“Certainly. Didn’t I see him sneak up to Lighton and put him wise to the fact that I’d taken a few whiffs? I only smoked half a cigarette in the dressing-room, but Clinton must have spied on me.”

“That’s what Parsons did on me, last term, and I got dumped for it. There isn’t much to this athletic business, anyway. I don’t see why you go in for it.”

“Well, I do, but I’m not going to stand for Clinton butting in the way he did. I wish he had come at me. You’d seen the prettiest fight you ever witnessed.”

“I don’t doubt it,” spoke Langridge dryly.

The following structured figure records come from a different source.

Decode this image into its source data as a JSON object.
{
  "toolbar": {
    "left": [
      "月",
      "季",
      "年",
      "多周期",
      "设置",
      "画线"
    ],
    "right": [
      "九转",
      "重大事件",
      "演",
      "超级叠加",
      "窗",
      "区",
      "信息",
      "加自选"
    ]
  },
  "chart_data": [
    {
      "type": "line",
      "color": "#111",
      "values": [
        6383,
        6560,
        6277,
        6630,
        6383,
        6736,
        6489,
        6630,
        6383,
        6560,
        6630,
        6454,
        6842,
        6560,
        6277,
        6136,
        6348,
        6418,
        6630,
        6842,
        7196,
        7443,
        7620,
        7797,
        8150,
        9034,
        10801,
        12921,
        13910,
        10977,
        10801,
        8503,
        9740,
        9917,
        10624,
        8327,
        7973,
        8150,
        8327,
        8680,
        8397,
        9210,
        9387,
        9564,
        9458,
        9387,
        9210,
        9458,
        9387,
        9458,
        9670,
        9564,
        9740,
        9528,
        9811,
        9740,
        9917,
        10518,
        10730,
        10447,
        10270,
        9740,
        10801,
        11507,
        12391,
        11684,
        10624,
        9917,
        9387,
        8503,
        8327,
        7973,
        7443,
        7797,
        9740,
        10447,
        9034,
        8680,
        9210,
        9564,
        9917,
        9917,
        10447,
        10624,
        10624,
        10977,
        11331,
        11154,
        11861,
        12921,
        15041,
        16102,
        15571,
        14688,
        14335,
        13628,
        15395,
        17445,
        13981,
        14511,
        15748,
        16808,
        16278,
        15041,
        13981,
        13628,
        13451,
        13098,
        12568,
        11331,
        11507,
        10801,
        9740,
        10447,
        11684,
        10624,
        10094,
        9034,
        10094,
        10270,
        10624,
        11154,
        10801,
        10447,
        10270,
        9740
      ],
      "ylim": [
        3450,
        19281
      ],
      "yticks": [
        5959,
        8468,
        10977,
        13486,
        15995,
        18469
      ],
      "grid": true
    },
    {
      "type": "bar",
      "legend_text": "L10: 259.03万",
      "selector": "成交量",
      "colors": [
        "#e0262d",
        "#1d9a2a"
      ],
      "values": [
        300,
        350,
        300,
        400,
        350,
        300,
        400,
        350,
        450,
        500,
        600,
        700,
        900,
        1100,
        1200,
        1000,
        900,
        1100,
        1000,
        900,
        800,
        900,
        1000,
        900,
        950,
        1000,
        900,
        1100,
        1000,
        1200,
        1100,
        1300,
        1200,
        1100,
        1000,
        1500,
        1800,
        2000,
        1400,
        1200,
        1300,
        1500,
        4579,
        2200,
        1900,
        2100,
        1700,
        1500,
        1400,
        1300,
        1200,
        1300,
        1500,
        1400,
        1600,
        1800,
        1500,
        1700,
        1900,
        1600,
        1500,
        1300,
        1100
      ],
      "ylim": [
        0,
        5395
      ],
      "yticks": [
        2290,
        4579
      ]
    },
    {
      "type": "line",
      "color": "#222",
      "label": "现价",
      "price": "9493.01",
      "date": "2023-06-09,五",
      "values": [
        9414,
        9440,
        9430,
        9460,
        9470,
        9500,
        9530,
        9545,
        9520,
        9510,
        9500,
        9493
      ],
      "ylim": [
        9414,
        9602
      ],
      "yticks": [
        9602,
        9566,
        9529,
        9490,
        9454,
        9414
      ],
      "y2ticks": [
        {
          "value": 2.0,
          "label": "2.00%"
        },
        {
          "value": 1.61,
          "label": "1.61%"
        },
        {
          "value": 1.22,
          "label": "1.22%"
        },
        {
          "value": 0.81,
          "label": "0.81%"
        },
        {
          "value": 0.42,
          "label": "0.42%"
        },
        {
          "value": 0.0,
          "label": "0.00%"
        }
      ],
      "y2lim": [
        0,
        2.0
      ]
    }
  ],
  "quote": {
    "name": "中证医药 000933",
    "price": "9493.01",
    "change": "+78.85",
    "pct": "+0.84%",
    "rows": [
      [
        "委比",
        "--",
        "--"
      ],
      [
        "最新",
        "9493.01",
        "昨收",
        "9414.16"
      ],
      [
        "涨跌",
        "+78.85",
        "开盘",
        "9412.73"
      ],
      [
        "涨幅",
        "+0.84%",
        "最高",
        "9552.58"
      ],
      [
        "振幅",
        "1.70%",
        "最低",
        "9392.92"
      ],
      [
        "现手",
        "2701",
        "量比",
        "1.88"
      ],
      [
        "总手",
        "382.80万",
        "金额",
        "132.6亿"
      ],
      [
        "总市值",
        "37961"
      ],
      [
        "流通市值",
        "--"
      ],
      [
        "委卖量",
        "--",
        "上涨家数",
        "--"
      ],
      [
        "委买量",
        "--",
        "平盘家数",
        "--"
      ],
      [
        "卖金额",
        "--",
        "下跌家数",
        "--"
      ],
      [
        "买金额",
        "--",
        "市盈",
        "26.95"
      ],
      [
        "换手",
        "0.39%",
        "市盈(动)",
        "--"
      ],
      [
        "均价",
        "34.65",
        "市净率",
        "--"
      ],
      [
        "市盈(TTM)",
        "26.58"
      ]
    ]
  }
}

“What do you mean?” asked his crony, struck by some hidden meaning in the words.

“I mean that Clinton would just about have wiped up the field with you.”

“I’ll lay you ten to one he wouldn’t! I’ve taken boxing lessons from a professional,” and Gerhart seemed to swell up.

“Pooh! That’s nothing,” declared Langridge. “Phil Clinton has boxed with professionals, and beaten them, too. We had a little friendly mill here last term. It was on the quiet, so don’t say anything about it. Phil went up against a heavy hitter and knocked him out in four rounds.”

“He did?” and Gerhart spoke in a curiously quiet voice.